Alec smiled, knowing where this was going. “Yes.”
“I want the house for a two-week vacation. In February—when this place is so damn cold I feel like I’m going to lose my fucking mind.”
“
No problem. I’ll have HR add the stipulation to your contract.”
“Not just this year. Every year.”
He laughed. “Deal.” He rarely visited the Kauai house anyway, and if offering it as an employment perk helped retain a valuable employee, so be it. He’d do anything to keep Apex from stealing Nicole too.
“Fine. When, exactly, do I get to meet my new boss?”
“Tomorrow afternoon.”
She drummed her fingers on the tabletop. “Maybe he’ll agree to change the format of the hostage scenario…”
Alec smiled. “A week from Monday, you can collude with Keith to change my scenarios all you want, but until then, we do the trainings my way.”
10
Isabel jolted awake, unsure what had pulled her from sleep. Then she heard it again. Someone was shooting bear bangers outside her cabin. Her first reaction was irritation that the Raptor boys were messing with her again. They’d shot off bear bangers a few times in the past. The first time happened right after a congressional committee investigating safety measures at the compound voted to close the facility for two months so they could evaluate the training safety procedures.
She’d reported the harassment, and Officer Westover had conducted a halfhearted investigation. Alec had made a statement through his attorney that there was no evidence his men had trespassed on her property or, for that matter, that anyone had shot bear bangers outside her windows at all. And that was it.
Now they were at it again. The dregs of sleep left her as they fired a third shot. A loud report, like an M-80 firework, it was designed to startle bears—but it worked equally well on humans, and Isabel couldn’t help but feel more than a little freaked out.

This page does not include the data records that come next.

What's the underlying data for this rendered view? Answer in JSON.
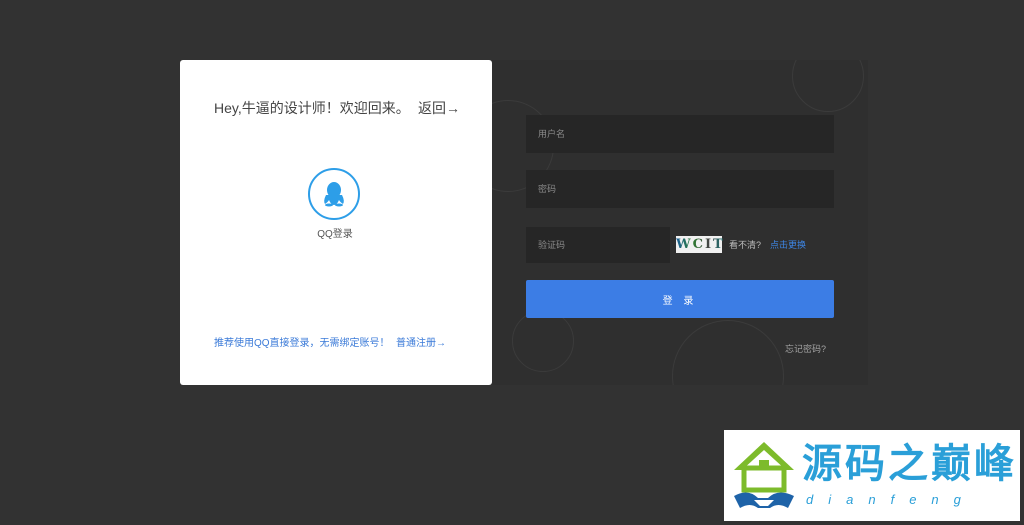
{
  "login": {
    "greeting": "Hey,牛逼的设计师！欢迎回来。",
    "back_link": "返回→",
    "qq_login_label": "QQ登录",
    "recommend_text": "推荐使用QQ直接登录，无需绑定账号！",
    "register_link": "普通注册→"
  },
  "form": {
    "username_placeholder": "用户名",
    "password_placeholder": "密码",
    "captcha_placeholder": "验证码",
    "captcha_text": "WCIT",
    "unclear_text": "看不清?",
    "refresh_link": "点击更换",
    "submit_label": "登 录",
    "forgot_password": "忘记密码?"
  },
  "watermark": {
    "title": "源码之巅峰",
    "subtitle": "dianfeng"
  },
  "colors": {
    "background": "#323232",
    "primary_button": "#3c7de5",
    "link": "#3a7ad8",
    "qq_blue": "#2d9ee8",
    "watermark_blue": "#2a9fd8",
    "watermark_green": "#7dbb2b"
  },
  "icons": {
    "qq": "qq-penguin-icon",
    "logo": "house-handshake-logo"
  }
}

Why would Raptor operatives do this to her now? She had a truce with Alec, and the compound was set to reopen in a few days.
For the first time, she considered that it might not be Raptor who’d been harassing her, and the idea that some unknown person or group wanted to scare her sent an extra chill down her spine.
She grabbed her shotgun from the closet and went to the living room to grab the cell phone that had been delivered several hours ago. Her cabin was dark inside, but outside, the gray light of the late summer night made it all too easy to see across the meadow to where a man stood. He reloaded his bear banger pistol, and pointed it directly at her.